Summary / Closing Remarks
Kansai International is a nice scenery add-on that performs rather well. It represents the real-world counterpart very well, and many of the passenger terminal-related buildings look good and seem detailed. The jetways look really nice, and the fact that these move, like the default FSX jetways, is something I wish more developers would do.
At night the passenger terminal looks good too, but I wish the night textures would be brighter. Much of this area actually seems rather dark at night. Some more light sources would have been most welcome, although the gold apron lights look pretty good. Finally, there is no ground equipment at all, which results in a very empty looking apron. The addition of these would have been a great plus.
The cargo area is of a lower quality. The buildings are less detailed and as a consequence these can look a bit bland here and there. This is especially true for the buildings that aren’t positioned directly along the cargo apron. All in all though, what applies for the passenger terminal area also applies to the cargo areas: at night it’s a bit dark and more ground equipment would have resulted in a less “empty” atmosphere.

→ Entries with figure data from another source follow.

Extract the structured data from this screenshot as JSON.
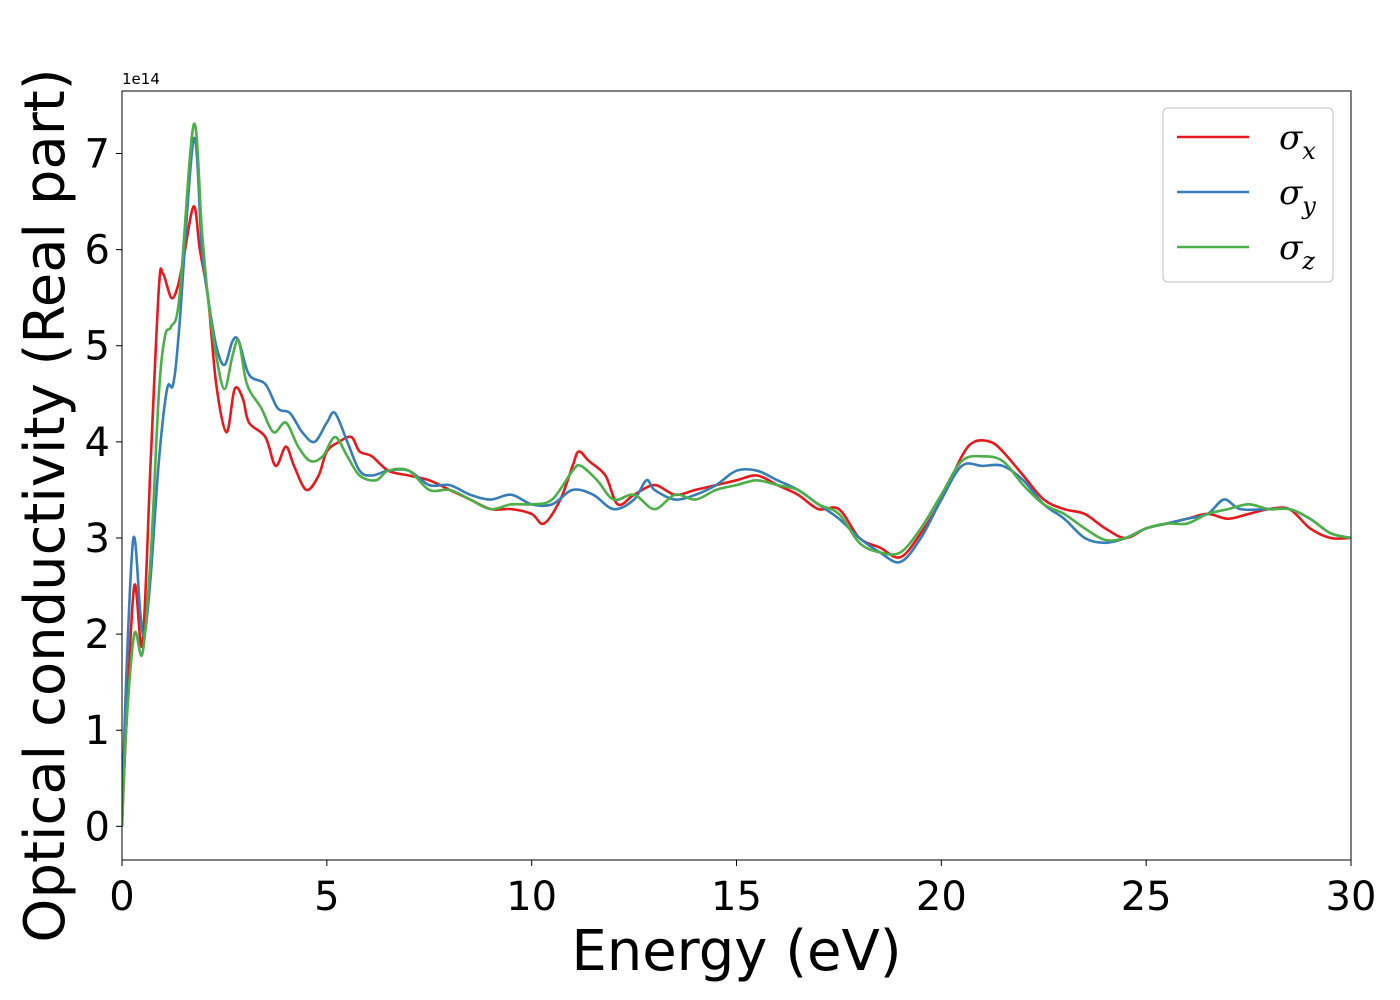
{
  "chart_data": {
    "type": "line",
    "title": "",
    "xlabel": "Energy (eV)",
    "ylabel": "Optical conductivity (Real part)",
    "y_offset_label": "1e14",
    "xlim": [
      0,
      30
    ],
    "ylim": [
      -0.35,
      7.65
    ],
    "x_ticks": [
      0,
      5,
      10,
      15,
      20,
      25,
      30
    ],
    "y_ticks": [
      0,
      1,
      2,
      3,
      4,
      5,
      6,
      7
    ],
    "grid": false,
    "legend_position": "top-right",
    "colors": {
      "x": "#e41a1c",
      "y": "#377eb8",
      "z": "#4daf4a"
    },
    "series": [
      {
        "name": "σx",
        "symbol": "σ",
        "subscript": "x",
        "color_key": "x",
        "points": [
          [
            0,
            0
          ],
          [
            0.1,
            1.0
          ],
          [
            0.3,
            2.5
          ],
          [
            0.5,
            1.9
          ],
          [
            0.7,
            3.8
          ],
          [
            0.9,
            5.6
          ],
          [
            1.0,
            5.75
          ],
          [
            1.2,
            5.5
          ],
          [
            1.35,
            5.6
          ],
          [
            1.5,
            5.9
          ],
          [
            1.75,
            6.45
          ],
          [
            1.9,
            6.0
          ],
          [
            2.1,
            5.5
          ],
          [
            2.3,
            4.6
          ],
          [
            2.55,
            4.1
          ],
          [
            2.75,
            4.55
          ],
          [
            2.95,
            4.45
          ],
          [
            3.1,
            4.2
          ],
          [
            3.5,
            4.05
          ],
          [
            3.75,
            3.75
          ],
          [
            4.0,
            3.95
          ],
          [
            4.2,
            3.75
          ],
          [
            4.5,
            3.5
          ],
          [
            4.8,
            3.65
          ],
          [
            5.0,
            3.9
          ],
          [
            5.3,
            4.0
          ],
          [
            5.6,
            4.05
          ],
          [
            5.8,
            3.9
          ],
          [
            6.1,
            3.85
          ],
          [
            6.5,
            3.7
          ],
          [
            7.0,
            3.65
          ],
          [
            7.5,
            3.6
          ],
          [
            8.0,
            3.5
          ],
          [
            8.5,
            3.4
          ],
          [
            9.0,
            3.3
          ],
          [
            9.5,
            3.3
          ],
          [
            10.0,
            3.25
          ],
          [
            10.3,
            3.15
          ],
          [
            10.7,
            3.4
          ],
          [
            11.0,
            3.75
          ],
          [
            11.15,
            3.9
          ],
          [
            11.4,
            3.8
          ],
          [
            11.8,
            3.65
          ],
          [
            12.1,
            3.35
          ],
          [
            12.5,
            3.45
          ],
          [
            13.0,
            3.55
          ],
          [
            13.5,
            3.45
          ],
          [
            14.0,
            3.5
          ],
          [
            14.5,
            3.55
          ],
          [
            15.0,
            3.6
          ],
          [
            15.5,
            3.65
          ],
          [
            16.0,
            3.55
          ],
          [
            16.5,
            3.45
          ],
          [
            17.0,
            3.3
          ],
          [
            17.5,
            3.3
          ],
          [
            18.0,
            3.0
          ],
          [
            18.5,
            2.9
          ],
          [
            19.0,
            2.8
          ],
          [
            19.5,
            3.05
          ],
          [
            20.0,
            3.4
          ],
          [
            20.5,
            3.85
          ],
          [
            20.8,
            4.0
          ],
          [
            21.2,
            4.0
          ],
          [
            21.5,
            3.9
          ],
          [
            22.0,
            3.65
          ],
          [
            22.5,
            3.4
          ],
          [
            23.0,
            3.3
          ],
          [
            23.5,
            3.25
          ],
          [
            24.0,
            3.1
          ],
          [
            24.5,
            3.0
          ],
          [
            25.0,
            3.1
          ],
          [
            25.5,
            3.15
          ],
          [
            26.0,
            3.2
          ],
          [
            26.5,
            3.25
          ],
          [
            27.0,
            3.2
          ],
          [
            27.5,
            3.25
          ],
          [
            28.0,
            3.3
          ],
          [
            28.5,
            3.3
          ],
          [
            29.0,
            3.1
          ],
          [
            29.5,
            3.0
          ],
          [
            30.0,
            3.0
          ]
        ]
      },
      {
        "name": "σy",
        "symbol": "σ",
        "subscript": "y",
        "color_key": "y",
        "points": [
          [
            0,
            0
          ],
          [
            0.1,
            1.5
          ],
          [
            0.28,
            3.0
          ],
          [
            0.45,
            2.2
          ],
          [
            0.55,
            2.0
          ],
          [
            0.7,
            2.6
          ],
          [
            0.9,
            3.8
          ],
          [
            1.1,
            4.55
          ],
          [
            1.25,
            4.6
          ],
          [
            1.4,
            5.2
          ],
          [
            1.75,
            7.15
          ],
          [
            1.95,
            6.0
          ],
          [
            2.1,
            5.5
          ],
          [
            2.3,
            5.0
          ],
          [
            2.5,
            4.8
          ],
          [
            2.7,
            5.05
          ],
          [
            2.85,
            5.05
          ],
          [
            3.1,
            4.7
          ],
          [
            3.5,
            4.6
          ],
          [
            3.8,
            4.35
          ],
          [
            4.1,
            4.3
          ],
          [
            4.4,
            4.1
          ],
          [
            4.7,
            4.0
          ],
          [
            5.0,
            4.2
          ],
          [
            5.2,
            4.3
          ],
          [
            5.5,
            4.0
          ],
          [
            5.8,
            3.7
          ],
          [
            6.1,
            3.65
          ],
          [
            6.5,
            3.7
          ],
          [
            7.0,
            3.7
          ],
          [
            7.5,
            3.55
          ],
          [
            8.0,
            3.55
          ],
          [
            8.5,
            3.45
          ],
          [
            9.0,
            3.4
          ],
          [
            9.5,
            3.45
          ],
          [
            10.0,
            3.35
          ],
          [
            10.5,
            3.35
          ],
          [
            11.0,
            3.5
          ],
          [
            11.5,
            3.45
          ],
          [
            12.0,
            3.3
          ],
          [
            12.5,
            3.4
          ],
          [
            12.8,
            3.6
          ],
          [
            13.0,
            3.5
          ],
          [
            13.5,
            3.4
          ],
          [
            14.0,
            3.45
          ],
          [
            14.5,
            3.55
          ],
          [
            15.0,
            3.7
          ],
          [
            15.5,
            3.7
          ],
          [
            16.0,
            3.6
          ],
          [
            16.5,
            3.5
          ],
          [
            17.0,
            3.35
          ],
          [
            17.5,
            3.2
          ],
          [
            18.0,
            3.0
          ],
          [
            18.5,
            2.85
          ],
          [
            19.0,
            2.75
          ],
          [
            19.5,
            3.0
          ],
          [
            20.0,
            3.4
          ],
          [
            20.5,
            3.75
          ],
          [
            21.0,
            3.75
          ],
          [
            21.5,
            3.75
          ],
          [
            22.0,
            3.6
          ],
          [
            22.5,
            3.35
          ],
          [
            23.0,
            3.2
          ],
          [
            23.5,
            3.0
          ],
          [
            24.0,
            2.95
          ],
          [
            24.5,
            3.0
          ],
          [
            25.0,
            3.1
          ],
          [
            25.5,
            3.15
          ],
          [
            26.0,
            3.2
          ],
          [
            26.5,
            3.25
          ],
          [
            26.9,
            3.4
          ],
          [
            27.3,
            3.3
          ],
          [
            28.0,
            3.3
          ],
          [
            28.5,
            3.3
          ],
          [
            29.0,
            3.2
          ],
          [
            29.5,
            3.05
          ],
          [
            30.0,
            3.0
          ]
        ]
      },
      {
        "name": "σz",
        "symbol": "σ",
        "subscript": "z",
        "color_key": "z",
        "points": [
          [
            0,
            0
          ],
          [
            0.1,
            1.0
          ],
          [
            0.3,
            2.0
          ],
          [
            0.5,
            1.8
          ],
          [
            0.7,
            2.8
          ],
          [
            0.9,
            4.5
          ],
          [
            1.05,
            5.1
          ],
          [
            1.2,
            5.2
          ],
          [
            1.4,
            5.5
          ],
          [
            1.75,
            7.3
          ],
          [
            1.95,
            6.2
          ],
          [
            2.1,
            5.5
          ],
          [
            2.3,
            4.9
          ],
          [
            2.5,
            4.55
          ],
          [
            2.7,
            4.9
          ],
          [
            2.85,
            5.05
          ],
          [
            3.05,
            4.6
          ],
          [
            3.4,
            4.35
          ],
          [
            3.7,
            4.1
          ],
          [
            4.0,
            4.2
          ],
          [
            4.3,
            3.95
          ],
          [
            4.6,
            3.8
          ],
          [
            4.9,
            3.85
          ],
          [
            5.2,
            4.05
          ],
          [
            5.5,
            3.85
          ],
          [
            5.8,
            3.65
          ],
          [
            6.2,
            3.6
          ],
          [
            6.5,
            3.7
          ],
          [
            7.0,
            3.7
          ],
          [
            7.5,
            3.5
          ],
          [
            8.0,
            3.5
          ],
          [
            8.5,
            3.4
          ],
          [
            9.0,
            3.3
          ],
          [
            9.5,
            3.35
          ],
          [
            10.0,
            3.35
          ],
          [
            10.5,
            3.4
          ],
          [
            11.0,
            3.7
          ],
          [
            11.2,
            3.75
          ],
          [
            11.6,
            3.6
          ],
          [
            12.0,
            3.4
          ],
          [
            12.5,
            3.45
          ],
          [
            13.0,
            3.3
          ],
          [
            13.5,
            3.45
          ],
          [
            14.0,
            3.4
          ],
          [
            14.5,
            3.5
          ],
          [
            15.0,
            3.55
          ],
          [
            15.5,
            3.6
          ],
          [
            16.0,
            3.55
          ],
          [
            16.5,
            3.5
          ],
          [
            17.0,
            3.35
          ],
          [
            17.5,
            3.25
          ],
          [
            18.0,
            2.95
          ],
          [
            18.5,
            2.85
          ],
          [
            19.0,
            2.85
          ],
          [
            19.5,
            3.1
          ],
          [
            20.0,
            3.45
          ],
          [
            20.5,
            3.8
          ],
          [
            21.0,
            3.85
          ],
          [
            21.5,
            3.8
          ],
          [
            22.0,
            3.55
          ],
          [
            22.5,
            3.35
          ],
          [
            23.0,
            3.25
          ],
          [
            23.5,
            3.1
          ],
          [
            24.0,
            2.98
          ],
          [
            24.5,
            3.0
          ],
          [
            25.0,
            3.1
          ],
          [
            25.5,
            3.15
          ],
          [
            26.0,
            3.15
          ],
          [
            26.5,
            3.25
          ],
          [
            27.0,
            3.3
          ],
          [
            27.5,
            3.35
          ],
          [
            28.0,
            3.3
          ],
          [
            28.5,
            3.3
          ],
          [
            29.0,
            3.2
          ],
          [
            29.5,
            3.05
          ],
          [
            30.0,
            3.0
          ]
        ]
      }
    ]
  }
}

It’s great that so much of the surroundings were covered with photoreal scenery, and that important landmarks like the bridge that connects the airport to Osaka have been modeled. All in all, there is some remarkable attention to detail in the areas close to the bridge, which is logical considering the fact that it is right under the approach path of one of the runways.
Concluding, Kansai International is a very nice scenery. It offers detailed buildings, good texturing, coupled to good performance. The problem and its main weakness is the price: $50 for a scenery is very steep. You’ll have to think for yourself whether you find it worthwhile. If you’re an avid Japan flyer, you will find that it probably is worthwhile. If not, you might want to look at other sceneries.
Test Time: 7 hours
What I Like About Kansai International Airport
- Relatively detailed modeling.
- Nice texturing.
- Nice night lighting, though sometimes a bit dark.
- Moving jetways.
- Huge photoscenery coverage.
- Good performance, considering the size of the airport.
What I Don't Like About Kanasai International Airport
- No ground equipment makes the airport look empty.
- Texturing of some buildings a bit bland; could have been “dirtier”.
- Ground imagery of higher resolution would be welcome in more places.